The Pollox was a naval cutter of the British Royal Navy, built in 1795. Not much is known about the history of this vessel. By the late 18th Century, many navies had adopted cutters as auxiliary vessels for a long list of duties. The Royal Navy, for example had adopted cutters as the smallest unrated vessels in their lists from the 1730s. They were smaller and lighter as the sloops-of-war. Cutters had sleek lines, a narrow hull, and proportionally a very large sail surface. This made them extremely fast and manoeuvrable and the perfect vessels for activities like scouting, patrolling or the swift transport of small numbers of personal or dispatches.
In most cases they were well armed in proportion to their size. While they were of no real use in the firing lines of battle, they were the protagonists of the “cutting out” raids. Those were stealthy attacks conducted mostly in the dark of night by cutters against unsuspecting targets. This type of guerrilla war at sea was quite common during the 18th and in the start of the 19th Century.
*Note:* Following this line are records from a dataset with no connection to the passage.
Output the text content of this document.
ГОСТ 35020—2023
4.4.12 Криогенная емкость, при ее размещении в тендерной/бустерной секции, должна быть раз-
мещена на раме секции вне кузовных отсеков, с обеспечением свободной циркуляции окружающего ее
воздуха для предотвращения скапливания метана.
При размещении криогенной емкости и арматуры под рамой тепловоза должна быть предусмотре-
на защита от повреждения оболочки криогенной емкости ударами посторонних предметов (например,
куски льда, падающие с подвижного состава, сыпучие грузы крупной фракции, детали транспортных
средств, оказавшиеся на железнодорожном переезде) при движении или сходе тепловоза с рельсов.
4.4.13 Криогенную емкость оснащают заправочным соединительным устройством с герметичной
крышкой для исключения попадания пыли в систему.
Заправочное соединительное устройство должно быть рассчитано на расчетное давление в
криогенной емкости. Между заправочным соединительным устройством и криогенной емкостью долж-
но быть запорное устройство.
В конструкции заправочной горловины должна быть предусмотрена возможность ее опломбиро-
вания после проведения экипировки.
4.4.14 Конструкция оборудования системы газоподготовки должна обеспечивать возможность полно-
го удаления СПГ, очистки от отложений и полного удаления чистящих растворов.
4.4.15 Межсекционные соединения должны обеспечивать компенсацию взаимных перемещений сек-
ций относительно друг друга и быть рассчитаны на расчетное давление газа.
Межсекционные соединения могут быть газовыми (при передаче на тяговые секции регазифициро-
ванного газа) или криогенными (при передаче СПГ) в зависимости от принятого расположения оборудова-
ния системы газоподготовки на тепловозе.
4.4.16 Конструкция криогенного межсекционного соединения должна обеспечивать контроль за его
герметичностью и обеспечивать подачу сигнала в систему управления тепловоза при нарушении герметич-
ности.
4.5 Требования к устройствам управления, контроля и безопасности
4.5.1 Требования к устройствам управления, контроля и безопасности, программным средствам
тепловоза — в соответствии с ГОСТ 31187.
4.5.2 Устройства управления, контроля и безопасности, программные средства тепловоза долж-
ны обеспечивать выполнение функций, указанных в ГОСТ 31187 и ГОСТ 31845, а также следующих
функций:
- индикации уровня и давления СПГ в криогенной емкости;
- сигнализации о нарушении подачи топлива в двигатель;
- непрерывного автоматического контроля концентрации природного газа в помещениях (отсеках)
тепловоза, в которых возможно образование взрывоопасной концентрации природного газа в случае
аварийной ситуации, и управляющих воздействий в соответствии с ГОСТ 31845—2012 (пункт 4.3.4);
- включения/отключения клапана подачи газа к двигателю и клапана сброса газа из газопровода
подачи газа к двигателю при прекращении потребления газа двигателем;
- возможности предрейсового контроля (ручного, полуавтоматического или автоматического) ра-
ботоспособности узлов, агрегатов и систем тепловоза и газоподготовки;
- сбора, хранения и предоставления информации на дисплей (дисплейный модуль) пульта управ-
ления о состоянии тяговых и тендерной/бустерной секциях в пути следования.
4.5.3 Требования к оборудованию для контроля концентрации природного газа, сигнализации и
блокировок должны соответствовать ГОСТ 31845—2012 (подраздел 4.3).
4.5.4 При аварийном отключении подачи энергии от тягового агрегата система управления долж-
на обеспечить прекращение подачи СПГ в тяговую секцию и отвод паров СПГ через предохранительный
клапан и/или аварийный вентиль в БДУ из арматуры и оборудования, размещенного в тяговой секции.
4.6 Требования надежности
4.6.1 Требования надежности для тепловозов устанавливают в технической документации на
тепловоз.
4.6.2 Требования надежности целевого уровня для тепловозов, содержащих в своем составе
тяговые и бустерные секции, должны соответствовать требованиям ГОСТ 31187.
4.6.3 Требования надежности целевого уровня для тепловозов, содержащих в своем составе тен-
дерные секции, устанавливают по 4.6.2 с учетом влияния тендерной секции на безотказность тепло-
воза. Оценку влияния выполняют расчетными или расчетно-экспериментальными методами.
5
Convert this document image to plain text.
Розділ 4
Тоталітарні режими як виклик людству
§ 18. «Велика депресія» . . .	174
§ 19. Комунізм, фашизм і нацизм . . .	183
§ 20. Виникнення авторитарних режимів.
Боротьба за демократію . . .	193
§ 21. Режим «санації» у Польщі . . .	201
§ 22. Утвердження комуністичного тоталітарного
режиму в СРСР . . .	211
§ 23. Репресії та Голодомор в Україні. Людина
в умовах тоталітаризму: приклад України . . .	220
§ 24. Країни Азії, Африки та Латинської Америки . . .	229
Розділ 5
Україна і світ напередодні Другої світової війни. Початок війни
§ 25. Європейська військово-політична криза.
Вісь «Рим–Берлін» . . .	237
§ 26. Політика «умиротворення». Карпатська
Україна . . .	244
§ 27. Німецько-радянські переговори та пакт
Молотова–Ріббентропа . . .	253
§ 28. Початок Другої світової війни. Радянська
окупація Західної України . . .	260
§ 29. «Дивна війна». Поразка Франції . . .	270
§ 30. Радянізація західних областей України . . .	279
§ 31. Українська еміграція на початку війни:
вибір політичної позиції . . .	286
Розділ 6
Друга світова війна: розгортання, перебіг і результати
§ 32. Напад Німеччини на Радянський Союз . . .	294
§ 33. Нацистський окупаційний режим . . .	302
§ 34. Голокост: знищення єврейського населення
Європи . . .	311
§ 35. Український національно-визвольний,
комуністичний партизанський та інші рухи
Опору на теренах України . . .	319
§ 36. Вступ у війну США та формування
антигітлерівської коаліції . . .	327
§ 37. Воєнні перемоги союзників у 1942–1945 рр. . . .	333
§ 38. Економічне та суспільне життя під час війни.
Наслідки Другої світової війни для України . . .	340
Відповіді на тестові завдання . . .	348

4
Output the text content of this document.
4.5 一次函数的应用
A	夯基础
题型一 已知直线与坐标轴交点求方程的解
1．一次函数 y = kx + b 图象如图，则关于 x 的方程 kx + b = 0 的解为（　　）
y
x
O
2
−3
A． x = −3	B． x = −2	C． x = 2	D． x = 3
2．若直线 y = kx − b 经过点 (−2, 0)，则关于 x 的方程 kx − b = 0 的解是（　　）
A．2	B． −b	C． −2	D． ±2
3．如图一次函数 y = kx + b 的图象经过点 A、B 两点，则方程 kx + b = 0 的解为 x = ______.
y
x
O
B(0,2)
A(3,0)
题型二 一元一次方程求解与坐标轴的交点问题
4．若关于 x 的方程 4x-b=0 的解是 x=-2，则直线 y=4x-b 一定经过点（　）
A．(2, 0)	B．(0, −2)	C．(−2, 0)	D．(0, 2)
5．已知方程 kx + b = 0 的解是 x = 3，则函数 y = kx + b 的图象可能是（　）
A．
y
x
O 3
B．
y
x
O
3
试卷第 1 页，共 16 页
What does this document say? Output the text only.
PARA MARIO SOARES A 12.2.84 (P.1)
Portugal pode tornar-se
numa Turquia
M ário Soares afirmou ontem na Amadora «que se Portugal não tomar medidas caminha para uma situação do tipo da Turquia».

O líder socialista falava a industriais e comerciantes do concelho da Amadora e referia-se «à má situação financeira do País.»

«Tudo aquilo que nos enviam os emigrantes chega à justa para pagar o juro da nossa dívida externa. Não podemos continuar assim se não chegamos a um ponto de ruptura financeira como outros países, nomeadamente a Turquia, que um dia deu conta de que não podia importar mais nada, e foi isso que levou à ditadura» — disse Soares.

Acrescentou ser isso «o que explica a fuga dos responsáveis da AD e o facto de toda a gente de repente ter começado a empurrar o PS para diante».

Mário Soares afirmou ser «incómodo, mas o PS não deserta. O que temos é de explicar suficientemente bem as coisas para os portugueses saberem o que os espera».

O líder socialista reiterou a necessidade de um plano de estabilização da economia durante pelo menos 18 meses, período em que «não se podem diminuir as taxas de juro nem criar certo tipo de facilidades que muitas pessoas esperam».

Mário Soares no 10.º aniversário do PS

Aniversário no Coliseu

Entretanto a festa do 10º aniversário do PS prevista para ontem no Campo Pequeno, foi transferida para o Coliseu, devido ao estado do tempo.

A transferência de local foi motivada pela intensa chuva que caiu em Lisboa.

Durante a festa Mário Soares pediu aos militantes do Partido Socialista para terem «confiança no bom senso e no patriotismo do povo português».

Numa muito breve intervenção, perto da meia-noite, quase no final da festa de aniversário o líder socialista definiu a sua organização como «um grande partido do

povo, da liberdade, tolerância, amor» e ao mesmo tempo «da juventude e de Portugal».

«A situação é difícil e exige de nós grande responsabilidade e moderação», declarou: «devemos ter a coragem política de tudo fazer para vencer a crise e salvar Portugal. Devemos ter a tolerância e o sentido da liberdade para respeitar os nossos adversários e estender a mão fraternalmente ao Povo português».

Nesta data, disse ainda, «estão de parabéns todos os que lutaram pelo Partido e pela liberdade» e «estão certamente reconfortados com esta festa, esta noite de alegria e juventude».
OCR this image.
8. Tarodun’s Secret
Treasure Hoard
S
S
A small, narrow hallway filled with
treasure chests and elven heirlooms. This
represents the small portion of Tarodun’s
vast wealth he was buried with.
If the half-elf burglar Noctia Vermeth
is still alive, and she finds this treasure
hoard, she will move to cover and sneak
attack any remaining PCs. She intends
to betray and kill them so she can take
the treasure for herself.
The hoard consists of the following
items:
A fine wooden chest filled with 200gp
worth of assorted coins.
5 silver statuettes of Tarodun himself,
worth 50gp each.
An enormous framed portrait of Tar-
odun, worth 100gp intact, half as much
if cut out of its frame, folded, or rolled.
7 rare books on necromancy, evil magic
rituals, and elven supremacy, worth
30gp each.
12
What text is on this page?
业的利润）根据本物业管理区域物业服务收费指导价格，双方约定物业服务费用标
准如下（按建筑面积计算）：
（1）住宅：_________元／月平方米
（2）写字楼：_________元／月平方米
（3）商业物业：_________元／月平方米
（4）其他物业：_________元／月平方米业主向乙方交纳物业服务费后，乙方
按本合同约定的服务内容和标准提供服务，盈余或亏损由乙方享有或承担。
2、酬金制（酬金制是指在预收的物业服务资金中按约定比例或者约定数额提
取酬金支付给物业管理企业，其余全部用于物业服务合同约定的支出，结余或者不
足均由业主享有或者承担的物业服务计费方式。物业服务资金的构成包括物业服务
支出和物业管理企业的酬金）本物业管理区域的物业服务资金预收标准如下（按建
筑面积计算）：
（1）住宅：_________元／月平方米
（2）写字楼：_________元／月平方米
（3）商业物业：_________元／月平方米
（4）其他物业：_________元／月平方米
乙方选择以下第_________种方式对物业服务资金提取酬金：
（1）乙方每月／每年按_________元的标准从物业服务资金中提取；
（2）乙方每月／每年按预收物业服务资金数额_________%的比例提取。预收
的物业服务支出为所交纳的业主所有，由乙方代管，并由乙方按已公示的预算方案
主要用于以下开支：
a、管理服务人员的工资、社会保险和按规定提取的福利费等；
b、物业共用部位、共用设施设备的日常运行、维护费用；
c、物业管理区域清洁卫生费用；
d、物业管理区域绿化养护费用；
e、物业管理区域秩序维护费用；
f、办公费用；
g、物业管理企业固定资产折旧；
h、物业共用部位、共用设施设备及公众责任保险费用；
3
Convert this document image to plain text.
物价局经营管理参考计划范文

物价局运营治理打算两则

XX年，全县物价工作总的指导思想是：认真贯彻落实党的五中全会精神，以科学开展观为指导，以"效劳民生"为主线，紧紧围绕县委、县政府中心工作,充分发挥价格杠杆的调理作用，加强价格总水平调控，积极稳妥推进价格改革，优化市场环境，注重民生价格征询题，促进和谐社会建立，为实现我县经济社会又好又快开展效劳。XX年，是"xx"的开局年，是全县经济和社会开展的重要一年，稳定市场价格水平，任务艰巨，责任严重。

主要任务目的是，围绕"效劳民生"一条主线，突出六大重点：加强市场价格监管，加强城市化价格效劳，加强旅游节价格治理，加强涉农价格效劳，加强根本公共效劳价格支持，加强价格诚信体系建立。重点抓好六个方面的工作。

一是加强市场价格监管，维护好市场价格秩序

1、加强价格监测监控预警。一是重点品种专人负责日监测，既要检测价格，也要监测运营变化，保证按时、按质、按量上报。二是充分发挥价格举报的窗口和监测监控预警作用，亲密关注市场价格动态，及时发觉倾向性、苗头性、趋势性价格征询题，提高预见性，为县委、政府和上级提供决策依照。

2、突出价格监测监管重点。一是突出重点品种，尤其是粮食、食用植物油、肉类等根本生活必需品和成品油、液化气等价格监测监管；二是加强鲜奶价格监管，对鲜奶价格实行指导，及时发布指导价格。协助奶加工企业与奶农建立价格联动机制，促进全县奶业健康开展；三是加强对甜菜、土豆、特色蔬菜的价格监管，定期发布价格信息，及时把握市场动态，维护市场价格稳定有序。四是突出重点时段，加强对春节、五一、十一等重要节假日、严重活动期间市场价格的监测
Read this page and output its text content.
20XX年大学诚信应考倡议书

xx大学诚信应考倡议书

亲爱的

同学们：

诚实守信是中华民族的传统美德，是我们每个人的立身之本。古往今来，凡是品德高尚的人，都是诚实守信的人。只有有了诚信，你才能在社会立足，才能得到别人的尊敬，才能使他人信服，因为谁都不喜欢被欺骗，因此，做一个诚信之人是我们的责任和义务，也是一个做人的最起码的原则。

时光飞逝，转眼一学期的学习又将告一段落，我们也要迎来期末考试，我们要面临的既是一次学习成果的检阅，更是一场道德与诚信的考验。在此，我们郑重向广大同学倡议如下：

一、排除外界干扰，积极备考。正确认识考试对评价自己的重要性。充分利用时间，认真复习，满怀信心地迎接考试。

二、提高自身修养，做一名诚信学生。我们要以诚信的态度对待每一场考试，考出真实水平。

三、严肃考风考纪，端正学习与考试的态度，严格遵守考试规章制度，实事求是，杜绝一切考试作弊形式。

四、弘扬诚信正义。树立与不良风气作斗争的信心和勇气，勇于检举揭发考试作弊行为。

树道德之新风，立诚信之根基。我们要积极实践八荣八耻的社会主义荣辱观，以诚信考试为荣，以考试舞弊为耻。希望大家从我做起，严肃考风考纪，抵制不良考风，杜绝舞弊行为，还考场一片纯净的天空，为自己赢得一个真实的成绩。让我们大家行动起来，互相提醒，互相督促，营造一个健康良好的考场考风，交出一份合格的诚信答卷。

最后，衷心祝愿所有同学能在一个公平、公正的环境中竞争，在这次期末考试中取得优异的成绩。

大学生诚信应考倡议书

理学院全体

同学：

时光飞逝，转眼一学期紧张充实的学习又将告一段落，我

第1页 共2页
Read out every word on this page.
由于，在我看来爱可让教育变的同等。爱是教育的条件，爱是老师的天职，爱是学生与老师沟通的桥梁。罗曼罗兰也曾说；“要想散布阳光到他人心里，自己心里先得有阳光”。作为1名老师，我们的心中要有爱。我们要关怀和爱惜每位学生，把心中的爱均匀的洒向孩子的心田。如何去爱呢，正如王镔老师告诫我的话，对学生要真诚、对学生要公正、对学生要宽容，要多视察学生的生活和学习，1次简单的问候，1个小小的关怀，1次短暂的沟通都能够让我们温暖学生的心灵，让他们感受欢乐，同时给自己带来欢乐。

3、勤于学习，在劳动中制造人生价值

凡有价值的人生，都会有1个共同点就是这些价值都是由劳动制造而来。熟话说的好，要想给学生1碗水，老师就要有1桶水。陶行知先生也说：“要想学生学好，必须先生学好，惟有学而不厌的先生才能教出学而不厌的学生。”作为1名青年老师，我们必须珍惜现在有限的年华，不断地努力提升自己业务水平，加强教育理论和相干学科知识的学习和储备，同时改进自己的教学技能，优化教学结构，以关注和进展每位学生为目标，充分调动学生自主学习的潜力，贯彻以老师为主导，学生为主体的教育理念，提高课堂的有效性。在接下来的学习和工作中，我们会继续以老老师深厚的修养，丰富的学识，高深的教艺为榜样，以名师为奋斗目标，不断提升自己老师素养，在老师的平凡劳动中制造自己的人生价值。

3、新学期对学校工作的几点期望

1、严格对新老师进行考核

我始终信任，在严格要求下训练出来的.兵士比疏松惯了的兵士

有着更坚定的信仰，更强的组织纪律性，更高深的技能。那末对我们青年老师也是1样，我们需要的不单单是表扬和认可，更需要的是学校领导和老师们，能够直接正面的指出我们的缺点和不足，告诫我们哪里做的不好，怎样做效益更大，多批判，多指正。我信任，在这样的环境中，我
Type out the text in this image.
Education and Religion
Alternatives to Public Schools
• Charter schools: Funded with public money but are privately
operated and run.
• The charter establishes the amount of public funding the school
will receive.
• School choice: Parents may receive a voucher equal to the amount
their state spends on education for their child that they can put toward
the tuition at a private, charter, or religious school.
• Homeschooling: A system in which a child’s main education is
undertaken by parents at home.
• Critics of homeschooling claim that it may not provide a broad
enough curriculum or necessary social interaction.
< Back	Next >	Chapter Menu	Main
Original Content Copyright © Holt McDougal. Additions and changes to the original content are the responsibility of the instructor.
Interestingly enough, and while many ship classes disappeared at the end of the Age of Sail, the cutter stayed in use during the 19th Century. In some cases, they even adapted to new types of propulsion and d even served in the 20th Century. The Naval Trawlers that were in use by many navies during World War I and II can be seen as direct descendants of this cutters. The United States Coast Guard used mostly naval-like cutters from 1790 on. Their modern ships still use to wear the prefix USCGC (United States Coast Guard Cutters). This includes the ships called “high endurance cutters” (WHEC) since 1965. This vessels can have a size and capacities comparable to that of a modern destroyer.
This model of the Pollox, built by Jürgen Hinrichsen in a scale of 1:50, stands representing the classic naval cutter in our section on the ships of the Age of Sail on deck 2 of the museum.